Starch turnover in developing oilseed embryos


Author for correspondence:
Alison M. Smith
Tel: +44 1603 450622


  • Starch accumulates early during embryo development in Arabidopsis and oilseed rape, then disappears during oil accumulation. Little is known about the nature and importance of starch metabolism in oilseed embryos.
  • Histochemical and quantitative measures of starch location and content were made on developing seeds and embryos from wild-type Arabidopsis plants, and from mutants lacking enzymes of starch synthesis and degradation with established roles in leaf starch turnover.

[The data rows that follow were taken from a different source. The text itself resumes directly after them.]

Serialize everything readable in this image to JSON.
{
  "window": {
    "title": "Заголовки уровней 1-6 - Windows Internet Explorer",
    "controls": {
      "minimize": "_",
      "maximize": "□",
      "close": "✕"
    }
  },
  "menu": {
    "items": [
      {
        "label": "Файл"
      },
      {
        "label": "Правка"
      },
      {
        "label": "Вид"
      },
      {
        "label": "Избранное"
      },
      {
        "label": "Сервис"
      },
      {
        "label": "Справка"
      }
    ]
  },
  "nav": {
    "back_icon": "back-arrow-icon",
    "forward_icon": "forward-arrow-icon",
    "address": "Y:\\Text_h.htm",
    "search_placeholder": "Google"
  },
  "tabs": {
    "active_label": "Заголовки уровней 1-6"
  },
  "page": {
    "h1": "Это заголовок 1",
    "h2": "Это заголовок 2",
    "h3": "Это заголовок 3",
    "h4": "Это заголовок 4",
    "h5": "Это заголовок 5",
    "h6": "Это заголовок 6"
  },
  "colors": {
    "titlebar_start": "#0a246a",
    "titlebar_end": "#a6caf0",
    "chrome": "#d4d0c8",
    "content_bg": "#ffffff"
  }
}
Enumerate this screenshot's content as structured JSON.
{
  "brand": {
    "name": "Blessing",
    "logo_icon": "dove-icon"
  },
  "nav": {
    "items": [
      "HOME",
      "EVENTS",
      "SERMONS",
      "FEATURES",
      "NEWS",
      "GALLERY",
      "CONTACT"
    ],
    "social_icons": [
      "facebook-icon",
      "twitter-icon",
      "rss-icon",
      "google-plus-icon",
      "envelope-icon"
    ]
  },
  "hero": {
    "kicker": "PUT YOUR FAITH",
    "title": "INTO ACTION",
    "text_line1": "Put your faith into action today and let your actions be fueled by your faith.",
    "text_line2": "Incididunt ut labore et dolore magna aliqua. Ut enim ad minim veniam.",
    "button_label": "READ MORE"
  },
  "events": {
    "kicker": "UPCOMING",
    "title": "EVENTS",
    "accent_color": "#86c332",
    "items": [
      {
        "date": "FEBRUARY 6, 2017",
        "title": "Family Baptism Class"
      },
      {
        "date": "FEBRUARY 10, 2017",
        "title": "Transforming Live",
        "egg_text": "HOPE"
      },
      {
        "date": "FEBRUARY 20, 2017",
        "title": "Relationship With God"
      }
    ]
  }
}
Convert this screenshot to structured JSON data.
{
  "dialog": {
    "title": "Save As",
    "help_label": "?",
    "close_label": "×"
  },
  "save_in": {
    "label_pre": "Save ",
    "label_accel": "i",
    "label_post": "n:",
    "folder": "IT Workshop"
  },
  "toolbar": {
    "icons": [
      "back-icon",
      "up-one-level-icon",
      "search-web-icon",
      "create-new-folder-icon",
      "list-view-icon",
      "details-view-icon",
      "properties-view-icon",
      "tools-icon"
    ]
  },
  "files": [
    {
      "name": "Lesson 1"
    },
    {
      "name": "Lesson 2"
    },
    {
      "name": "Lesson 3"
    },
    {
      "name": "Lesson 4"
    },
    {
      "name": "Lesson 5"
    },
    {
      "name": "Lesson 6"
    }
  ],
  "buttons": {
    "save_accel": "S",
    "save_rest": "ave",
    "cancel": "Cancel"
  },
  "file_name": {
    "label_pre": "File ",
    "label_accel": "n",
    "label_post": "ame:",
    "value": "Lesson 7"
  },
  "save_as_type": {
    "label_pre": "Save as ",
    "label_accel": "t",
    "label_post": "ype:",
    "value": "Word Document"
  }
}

Feeding experiments with [14C]sucrose were used to measure the rate of starch synthesis in oilseed rape embryos within intact siliques.
  • The patterns of starch turnover in the developing embryo are spatially and temporally complex. Accumulation is associated with zones of cell division. Study of mutant plants reveals a major role in starch turnover for glucan, water dikinase (absent from the sex1 mutant) and isoforms of beta-amylase (absent from various bam mutants). Starch is synthesized throughout the period of its accumulation and loss in embryos within intact siliques of oilseed rape.
  • We suggest that starch turnover is functionally linked to cell division and differentiation rather than to developmental or storage functions specific to embryos. The pathways of embryo starch metabolism are similar in several respects to those in Arabidopsis leaves.